In this workflow, it is possible that the document written to vBucket is not yet indexed. So, when FTS starts searching that document, the most up-to-date document versions are not retrieved, and only the indexed versions are queried.
Therefore, the Couchbase server provides a consistency mechanism to overcome this issue and ensures that the FTS index can search the most up-to-date document written to vBucket.
Consistency Level
The consistency level is a parameter that either takes an empty string indicating the unbounded (not_bounded) consistency or at_plus indicating the bounded consistency.
at_plus
Executes the query, requiring indexes first to be updated to the timestamp of the last update.
This implements bounded consistency. The request includes a scan_vector parameter and value, which is used as a lower bound. This can be used to implement read-your-own-writes (RYOW).
If index-maintenance is running behind, the query waits for it to catch up.
not_bounded
Executes the query immediately, without requiring any consistency for the query. No timestamp vector is used in the index scan.
This is the fastest mode, because it avoids the costs of obtaining the vector and waiting for the index to catch up to the vector.
If index-maintenance is running behind, out-of-date results may be returned.
Consistency Vectors
The consistency vectors supporting the consistency mechanism in Couchbase contain the mapping of the vbucket and sequence number of the data stored in the vBucket.
For more information about consistency mechanism, see Consistency
Example
{
"ctl": {
"timeout": 10000,
"consistency": {
"vectors": {
"index1": {
"607/205096593892159": 2,
"640/298739127912798": 4
}
},
"level": "at_plus"
}
},
"query": {
"match": "jack",
"field": "name"
}
}
In the example above, this is the set of consistency vectors.

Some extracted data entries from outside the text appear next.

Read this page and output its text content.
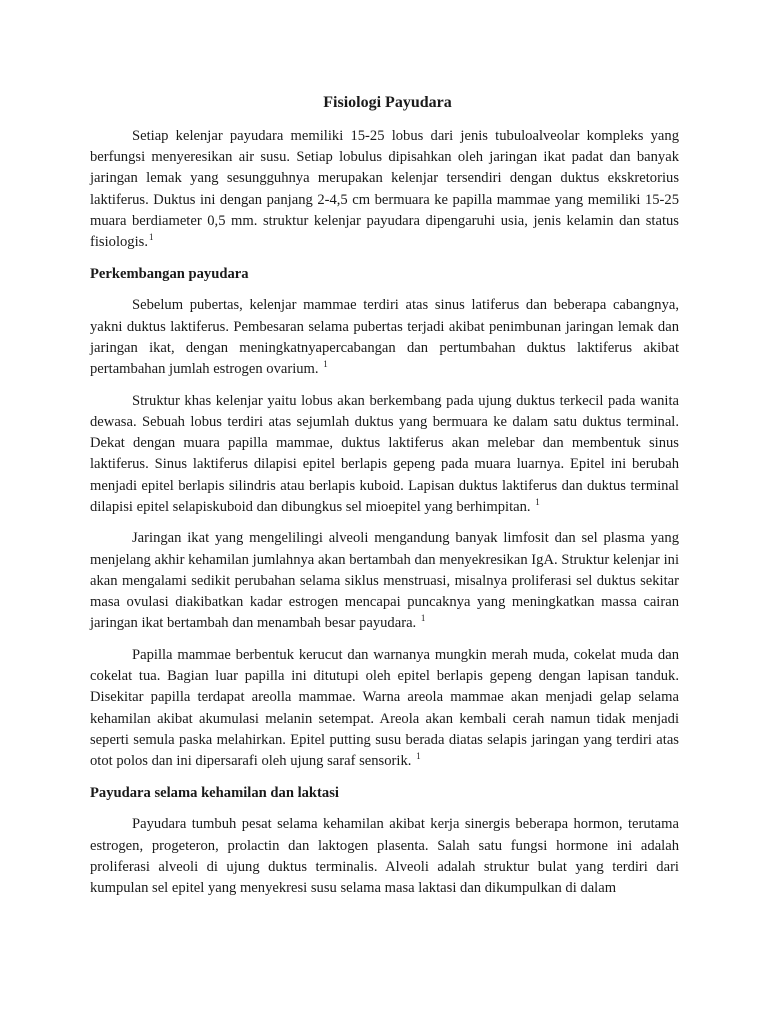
Fisiologi Payudara

Setiap kelenjar payudara memiliki 15-25 lobus dari jenis tubuloalveolar kompleks yang berfungsi menyeresikan air susu. Setiap lobulus dipisahkan oleh jaringan ikat padat dan banyak jaringan lemak yang sesungguhnya merupakan kelenjar tersendiri dengan duktus ekskretorius laktiferus. Duktus ini dengan panjang 2-4,5 cm bermuara ke papilla mammae yang memiliki 15-25 muara berdiameter 0,5 mm. struktur kelenjar payudara dipengaruhi usia, jenis kelamin dan status fisiologis.$^1$

Perkembangan payudara

Sebelum pubertas, kelenjar mammae terdiri atas sinus latiferus dan beberapa cabangnya, yakni duktus laktiferus. Pembesaran selama pubertas terjadi akibat penimbunan jaringan lemak dan jaringan ikat, dengan meningkatnyapercabangan dan pertumbahan duktus laktiferus akibat pertambahan jumlah estrogen ovarium. $^1$

Struktur khas kelenjar yaitu lobus akan berkembang pada ujung duktus terkecil pada wanita dewasa. Sebuah lobus terdiri atas sejumlah duktus yang bermuara ke dalam satu duktus terminal. Dekat dengan muara papilla mammae, duktus laktiferus akan melebar dan membentuk sinus laktiferus. Sinus laktiferus dilapisi epitel berlapis gepeng pada muara luarnya. Epitel ini berubah menjadi epitel berlapis silindris atau berlapis kuboid. Lapisan duktus laktiferus dan duktus terminal dilapisi epitel selapiskuboid dan dibungkus sel mioepitel yang berhimpitan. $^1$

Jaringan ikat yang mengelilingi alveoli mengandung banyak limfosit dan sel plasma yang menjelang akhir kehamilan jumlahnya akan bertambah dan menyekresikan IgA. Struktur kelenjar ini akan mengalami sedikit perubahan selama siklus menstruasi, misalnya proliferasi sel duktus sekitar masa ovulasi diakibatkan kadar estrogen mencapai puncaknya yang meningkatkan massa cairan jaringan ikat bertambah dan menambah besar payudara. $^1$

Papilla mammae berbentuk kerucut dan warnanya mungkin merah muda, cokelat muda dan cokelat tua. Bagian luar papilla ini ditutupi oleh epitel berlapis gepeng dengan lapisan tanduk. Disekitar papilla terdapat areolla mammae. Warna areola mammae akan menjadi gelap selama kehamilan akibat akumulasi melanin setempat. Areola akan kembali cerah namun tidak menjadi seperti semula paska melahirkan. Epitel putting susu berada diatas selapis jaringan yang terdiri atas otot polos dan ini dipersarafi oleh ujung saraf sensorik. $^1$

Payudara selama kehamilan dan laktasi

Payudara tumbuh pesat selama kehamilan akibat kerja sinergis beberapa hormon, terutama estrogen, progeteron, prolactin dan laktogen plasenta. Salah satu fungsi hormone ini adalah proliferasi alveoli di ujung duktus terminalis. Alveoli adalah struktur bulat yang terdiri dari kumpulan sel epitel yang menyekresi susu selama masa laktasi dan dikumpulkan di dalam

"index1": { "607/205096593892159": 2, "640/298739127912798": 4 }
The query is looking within the FTS index "index1" - for:
-
vbucket 607 (with UUID 205096593892159) to contain sequence number 2
-
vbucket 640 (with UUID 298739127912798) to contain sequence number 4
Consistency Timeout
It is the amount of time (in milliseconds) the search service will allow for a query to execute at an index partition level.
If the query execution surpasses this timeout
value, the query is canceled. However, at this point if some of the index partitions have responded, you might see partial results, otherwise no results at all.
{
"ctl": {
"timeout": 10000,
"consistency": {
"vectors": {
"index1": {
"607/205096593892159": 2,
"640/298739127912798": 4
}
},
"level": "at_plus"
}
},
"query": {
"match": "jack",
"field": "name"
}
}
The "Complete" option
The complete option allows you to set the query result as "complete" which indicates that if any of the index partitions are unavailable due to the node not being reachable, the query will display an error in response instead of partial results.
Consistency Tips and Recommendations
Consistency vectors provide 'read your own writes' functionality where the read operation waits for a specific time until the write operation is finished.
When users know that their queries are complex which require more time in completing the write operations, they can set the timeout value higher than the default timeout of 10 seconds so that consistency can be obtained in the search operations.
However, if this consistency is not required, the users can optimize their search operations by using the default timeout of 10 seconds.